Moreover, there is apparently no problem at all if a person's donation to, say, a soup kitchen allows the state not to spend that amount of money on food stamps.  We are once again faced with the fetishization of the public/private distinction, where the substance of the transaction is that the citizen pays money and the state either spends the money directly or instead benefits when a private organization spends the money in a way that allows the state not to spend it.

We are thus left with a Congress that has said that payments to states are only deductible up to a certain amount if they are called taxes but can be deducted in full if they are called charitable contributions.  It is literally true that allowing this would give a green light to states that are willing to go to the bother of calling a tail a leg, but this is what Congress has wrought.

Of course, Congress will not fix this, because doing so would require them to take a vote specifically on this provision, which would amount to imposing a "tax increase," which is anathema to Republicans.  Even though they would be targeting their political enemies, doing so without being able to roll it into a much more complicated mess of a bill would expose the bad optics of their political hit job.  Live by the form-over-substance distinction, die by the form-over-substance distinction.

3 comments:

Hashim said...

Isn't there a significant difference between the two - namely, that charitable contributions are voluntarily given rather than legally required? Donations to a private religious school meet that standard, even if the state incentivizes the donation by providing a credit from legally required state taxes. By contrast, "donations" to the state do not meet that standard where the payment to the state is legally required and the only "choice" is whether to label the money a tax payment or a purported "charitable donation."

Joe said...

I thought Hashim was busy doing something else these days.

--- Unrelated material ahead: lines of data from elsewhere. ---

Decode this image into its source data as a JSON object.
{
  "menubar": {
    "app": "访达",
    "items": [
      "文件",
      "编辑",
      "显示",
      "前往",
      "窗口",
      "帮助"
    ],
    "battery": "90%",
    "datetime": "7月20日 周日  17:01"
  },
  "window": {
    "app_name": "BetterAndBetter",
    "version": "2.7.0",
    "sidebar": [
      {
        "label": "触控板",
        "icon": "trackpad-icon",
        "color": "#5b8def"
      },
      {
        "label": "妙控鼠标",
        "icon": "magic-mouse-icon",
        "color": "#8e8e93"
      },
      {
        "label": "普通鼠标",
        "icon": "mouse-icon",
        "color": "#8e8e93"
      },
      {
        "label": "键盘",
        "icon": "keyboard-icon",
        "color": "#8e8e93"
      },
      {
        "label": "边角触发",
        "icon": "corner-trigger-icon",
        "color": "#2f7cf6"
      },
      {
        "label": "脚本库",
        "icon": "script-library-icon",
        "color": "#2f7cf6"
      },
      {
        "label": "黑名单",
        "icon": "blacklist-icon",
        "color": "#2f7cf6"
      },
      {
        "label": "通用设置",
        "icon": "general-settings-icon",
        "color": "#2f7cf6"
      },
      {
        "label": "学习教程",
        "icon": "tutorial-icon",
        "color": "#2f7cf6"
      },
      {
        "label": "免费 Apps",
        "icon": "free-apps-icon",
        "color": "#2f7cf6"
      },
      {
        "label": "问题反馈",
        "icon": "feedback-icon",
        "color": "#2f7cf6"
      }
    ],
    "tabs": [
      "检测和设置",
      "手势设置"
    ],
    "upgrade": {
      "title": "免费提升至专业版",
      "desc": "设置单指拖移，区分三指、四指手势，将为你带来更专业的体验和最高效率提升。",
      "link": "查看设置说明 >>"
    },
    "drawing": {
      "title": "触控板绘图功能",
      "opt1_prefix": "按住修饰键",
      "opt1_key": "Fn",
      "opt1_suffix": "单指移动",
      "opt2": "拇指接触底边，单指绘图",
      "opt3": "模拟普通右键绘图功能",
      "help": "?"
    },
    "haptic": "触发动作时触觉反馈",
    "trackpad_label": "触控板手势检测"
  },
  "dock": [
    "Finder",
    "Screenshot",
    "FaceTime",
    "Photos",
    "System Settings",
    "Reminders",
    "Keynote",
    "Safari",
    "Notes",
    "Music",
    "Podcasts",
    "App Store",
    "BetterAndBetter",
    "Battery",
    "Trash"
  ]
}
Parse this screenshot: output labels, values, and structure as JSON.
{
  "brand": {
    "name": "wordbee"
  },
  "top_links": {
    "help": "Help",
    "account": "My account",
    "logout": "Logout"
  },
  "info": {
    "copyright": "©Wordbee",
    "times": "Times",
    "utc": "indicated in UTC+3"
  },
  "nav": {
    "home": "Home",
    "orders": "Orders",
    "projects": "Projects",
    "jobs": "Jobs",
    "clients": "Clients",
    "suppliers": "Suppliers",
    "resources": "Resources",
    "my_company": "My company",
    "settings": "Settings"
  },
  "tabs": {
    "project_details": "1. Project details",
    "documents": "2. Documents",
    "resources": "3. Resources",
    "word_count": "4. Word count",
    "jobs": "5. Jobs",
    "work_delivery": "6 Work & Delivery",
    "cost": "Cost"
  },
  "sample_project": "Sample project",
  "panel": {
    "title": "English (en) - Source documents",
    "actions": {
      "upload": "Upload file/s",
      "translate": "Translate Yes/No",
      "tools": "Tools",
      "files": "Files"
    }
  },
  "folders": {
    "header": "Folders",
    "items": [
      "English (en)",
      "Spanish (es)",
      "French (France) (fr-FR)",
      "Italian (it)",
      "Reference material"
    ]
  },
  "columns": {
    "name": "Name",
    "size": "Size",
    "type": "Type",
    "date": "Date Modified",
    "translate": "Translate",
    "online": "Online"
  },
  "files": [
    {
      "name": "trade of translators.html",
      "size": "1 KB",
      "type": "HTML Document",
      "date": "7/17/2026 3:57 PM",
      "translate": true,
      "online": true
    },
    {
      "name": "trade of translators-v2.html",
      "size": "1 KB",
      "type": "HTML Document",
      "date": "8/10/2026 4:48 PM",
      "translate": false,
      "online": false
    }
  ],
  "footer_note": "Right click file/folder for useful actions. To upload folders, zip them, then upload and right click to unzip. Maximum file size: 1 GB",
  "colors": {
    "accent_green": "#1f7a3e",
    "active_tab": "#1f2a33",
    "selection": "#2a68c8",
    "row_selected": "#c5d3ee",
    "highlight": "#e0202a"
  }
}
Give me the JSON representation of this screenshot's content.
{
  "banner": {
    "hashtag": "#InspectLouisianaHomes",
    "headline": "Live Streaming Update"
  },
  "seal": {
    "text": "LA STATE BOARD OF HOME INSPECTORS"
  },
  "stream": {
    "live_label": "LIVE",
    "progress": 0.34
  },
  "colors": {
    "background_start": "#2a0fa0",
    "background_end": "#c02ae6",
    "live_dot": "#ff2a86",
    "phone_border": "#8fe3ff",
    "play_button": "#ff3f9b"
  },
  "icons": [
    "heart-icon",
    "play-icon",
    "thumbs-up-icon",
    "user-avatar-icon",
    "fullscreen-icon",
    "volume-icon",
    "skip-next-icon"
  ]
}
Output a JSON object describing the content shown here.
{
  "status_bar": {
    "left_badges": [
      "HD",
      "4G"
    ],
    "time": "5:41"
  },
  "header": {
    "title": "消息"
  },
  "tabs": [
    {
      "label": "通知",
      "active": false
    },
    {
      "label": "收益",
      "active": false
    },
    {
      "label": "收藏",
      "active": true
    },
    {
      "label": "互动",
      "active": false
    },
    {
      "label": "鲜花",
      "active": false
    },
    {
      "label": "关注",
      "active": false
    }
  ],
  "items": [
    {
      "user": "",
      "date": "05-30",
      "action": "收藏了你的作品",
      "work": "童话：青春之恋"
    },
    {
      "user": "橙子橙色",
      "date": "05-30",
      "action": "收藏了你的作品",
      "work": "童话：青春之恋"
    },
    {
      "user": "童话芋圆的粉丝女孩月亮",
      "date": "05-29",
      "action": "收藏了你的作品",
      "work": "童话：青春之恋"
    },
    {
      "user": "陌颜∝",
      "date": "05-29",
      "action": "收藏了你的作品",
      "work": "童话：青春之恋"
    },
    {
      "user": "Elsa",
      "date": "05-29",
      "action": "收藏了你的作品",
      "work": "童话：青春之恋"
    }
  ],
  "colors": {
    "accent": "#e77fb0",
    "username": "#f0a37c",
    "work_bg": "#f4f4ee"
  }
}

Shag from Brookline said...

Is there anything in the IRC that would prevent a charitable contribution to the federal government on a voluntary basis, including with highly appreciated assets, providing an income tax deduction based on the fair market value of the assets (subject to limits set forth in the IRC on public charitable deductions on an annual basis), that would reduce the donor's federal income tax obligation, avoid capital gains on the gifted assets and serve to reduce the donor's estate? But it will be difficult for states to challenge limits on SALT deductions, unless perhaps animus can be extended from wedding cakes and foreign travel limitations to the political motivations of the Trump/GOP tax act of 2017. Are 1st A rights of taxpayers in Blue states being infringed by the SALT limitations which here in MA impact my political blood pressure.